Pottle is not sure if the state's rotational closure plan is helping rebuild the resource. "The meat count and the daily limits are what's controlling the take," he says, along with the increase in the minimum drag ring size to 4", which helps "keep the small ones on bottom." He points out that the fishermen's association had pushed the state to adopt catch limits and meat counts. Pottle agrees with Emery that the catch limit should be reduced to 10 gallons along the entire coast. "If it's good for one boat it should be good for the other boat." He says the decision to make Cobscook Bay's meat count effective statewide should help the resource in the rest of the state, "if the enforcement is there." He notes that "the crooks love it," if there is a meat count with no enforcement. "The honest guy gets hurt if it's not enforced." He believes the Marine Patrol should at least attempt to "board every boat every day," or otherwise "guys will cut the small ones and take over the limit on a regular basis." Wright of the Marine Patrol says that during the first week he did issue five summonses in Cobscook Bay for infractions ranging from meat count violations to license issues to fishing too early.
Concerning the state's management efforts, Pottle continues, "If they encourage the boats from other zones to bring back the stocks where they come from, it will benefit the whole coast. As long as they know they can come here and pick up on these scallops, that's what they're going to do."

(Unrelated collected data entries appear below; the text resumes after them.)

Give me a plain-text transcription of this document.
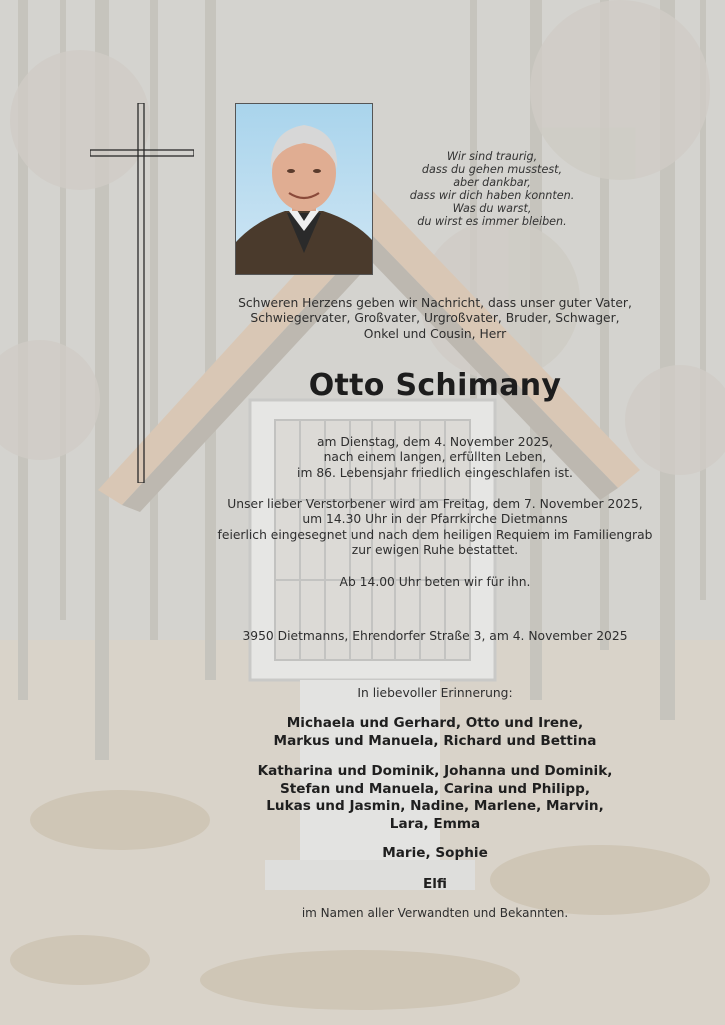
Wir sind traurig,
dass du gehen musstest,
aber dankbar,
dass wir dich haben konnten.
Was du warst,
du wirst es immer bleiben.
Schweren Herzens geben wir Nachricht, dass unser guter Vater,
Schwiegervater, Großvater, Urgroßvater, Bruder, Schwager,
Onkel und Cousin, Herr
Otto Schimany
am Dienstag, dem 4. November 2025,
nach einem langen, erfüllten Leben,
im 86. Lebensjahr friedlich eingeschlafen ist.
Unser lieber Verstorbener wird am Freitag, dem 7. November 2025,
um 14.30 Uhr in der Pfarrkirche Dietmanns
feierlich eingesegnet und nach dem heiligen Requiem im Familiengrab
zur ewigen Ruhe bestattet.
Ab 14.00 Uhr beten wir für ihn.
3950 Dietmanns, Ehrendorfer Straße 3, am 4. November 2025
In liebevoller Erinnerung:
Michaela und Gerhard, Otto und Irene,
Markus und Manuela, Richard und Bettina
Katharina und Dominik, Johanna und Dominik,
Stefan und Manuela, Carina und Philipp,
Lukas und Jasmin, Nadine, Marlene, Marvin,
Lara, Emma
Marie, Sophie
Elfi
im Namen aller Verwandten und Bekannten.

Emery wouldn't be surprised if the fishery in Cobscook Bay is closed early this season. During the past two seasons, the Department of Marine Resources has closed portions of Cobscook Bay before the end of the season. Although all of the fishermen are pleased about the price and about being able to get their catch limit quickly, Emery observes, "When it changes it will change quickly. Everyone right now is happy, but it's a lot of pressure in a small bay."
"If they all get scooped up, it will shorten the season for us," says Pottle. "They'll shut it down if the catches drop off drastically."
Pottle notes that the congestion of boats is not as bad as some years, and he believes "it's not a major safety hazard." For a period of years during and after the mid-1990s, close to 200 draggers were sometimes fishing in the bay.
More fishing area will open up in January, and the limited access area of Whiting and Dennys bays will open for one day a week to scallop draggers beginning on January 6 and one day a week to divers beginning on January 8. For the sea urchin early and late seasons, that area was opened to draggers on December 2. Urchin divers could begin on November 19, for the early season, or December 10 for the late season. Both draggers and divers have nine days total, whether they're fishing either the early or late seasons. Wright says there were perhaps 40 to 50 urchin draggers, but not many divers, particularly compared to the influx last year. "That's a hard river to dive if you don't know how to do it," he comments. Last year the urchin fishermen had found the roe count low in those bays, and they also received low prices.